Try to slowly reduce the demands and expectations on the person with HD.  

Having responsibilities around the house that are within their ability helps maintain calm. 

A person with HD may not be able to make the same kinds of decisions they used to but will feel calmer if they are still part of decision making. 

Identify what leads to outbursts by thinking about what was happening just before someone acted irritable. Then, come up with ways to avoid those types of situations. You will have more control over some situations than others. If you need help thinking of solutions, call HD Reach or another healthcare professional.  

Distract someone away from the source of the frustration. As they are starting to get angry, can you redirect them to something they enjoy? Remember, people with HD can’t quickly or easily change what they are thinking or doing. So, it’s important to stay calm and avoid confrontations and ultimatums. Showing signs of anger, finger pointing, and yelling can make the situation worse. 

Remove weapons and dangerous objects from the home because HD can cause a person to lose their ability to control aggressive impulses.  

Safety first. If you feel unsafe like the person with HD may hurt you or hurt themselves, leave the situation and go somewhere safe. Then call a trusted friend, family member, or neighbor for help or call the police.    

Safety planning  

When someone is yelling and making you feel unsafe, it’s hard to figure out what to do. Taking a moment when everything is calm to create a safety plan helps when you find yourself in a difficult situation. Work with an HD Reach social worker or another healthcare professional to develop a safety plan so you avoid having to make all the decisions while trying to calm a loved one. 
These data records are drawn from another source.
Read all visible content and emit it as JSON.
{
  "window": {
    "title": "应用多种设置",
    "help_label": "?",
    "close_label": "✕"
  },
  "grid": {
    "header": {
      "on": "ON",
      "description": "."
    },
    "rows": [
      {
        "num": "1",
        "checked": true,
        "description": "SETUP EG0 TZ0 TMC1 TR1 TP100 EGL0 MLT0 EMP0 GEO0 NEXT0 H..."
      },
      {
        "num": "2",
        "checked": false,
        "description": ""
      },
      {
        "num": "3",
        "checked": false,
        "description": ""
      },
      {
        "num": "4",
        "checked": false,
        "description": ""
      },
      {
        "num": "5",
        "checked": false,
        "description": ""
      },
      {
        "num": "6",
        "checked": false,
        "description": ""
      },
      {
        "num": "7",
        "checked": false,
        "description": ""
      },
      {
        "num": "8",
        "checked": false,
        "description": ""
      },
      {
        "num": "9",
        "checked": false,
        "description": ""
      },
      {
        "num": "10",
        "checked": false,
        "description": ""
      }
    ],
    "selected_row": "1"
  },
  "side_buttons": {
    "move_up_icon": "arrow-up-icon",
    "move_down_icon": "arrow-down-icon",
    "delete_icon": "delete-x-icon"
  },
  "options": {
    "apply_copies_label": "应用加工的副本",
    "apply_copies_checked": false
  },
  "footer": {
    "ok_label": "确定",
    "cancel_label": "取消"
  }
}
As part of your safety planning, reach out to your area police department and ask to speak to a Crisis Intervention Team (CIT) officer. Explain to the police that you are living with someone who has a disease that can cause aggressive actions. If you need to call the police during a crisis, ask for CIT officer. They will be able to respond better if they understand they are helping control a situation caused by a mental health issue.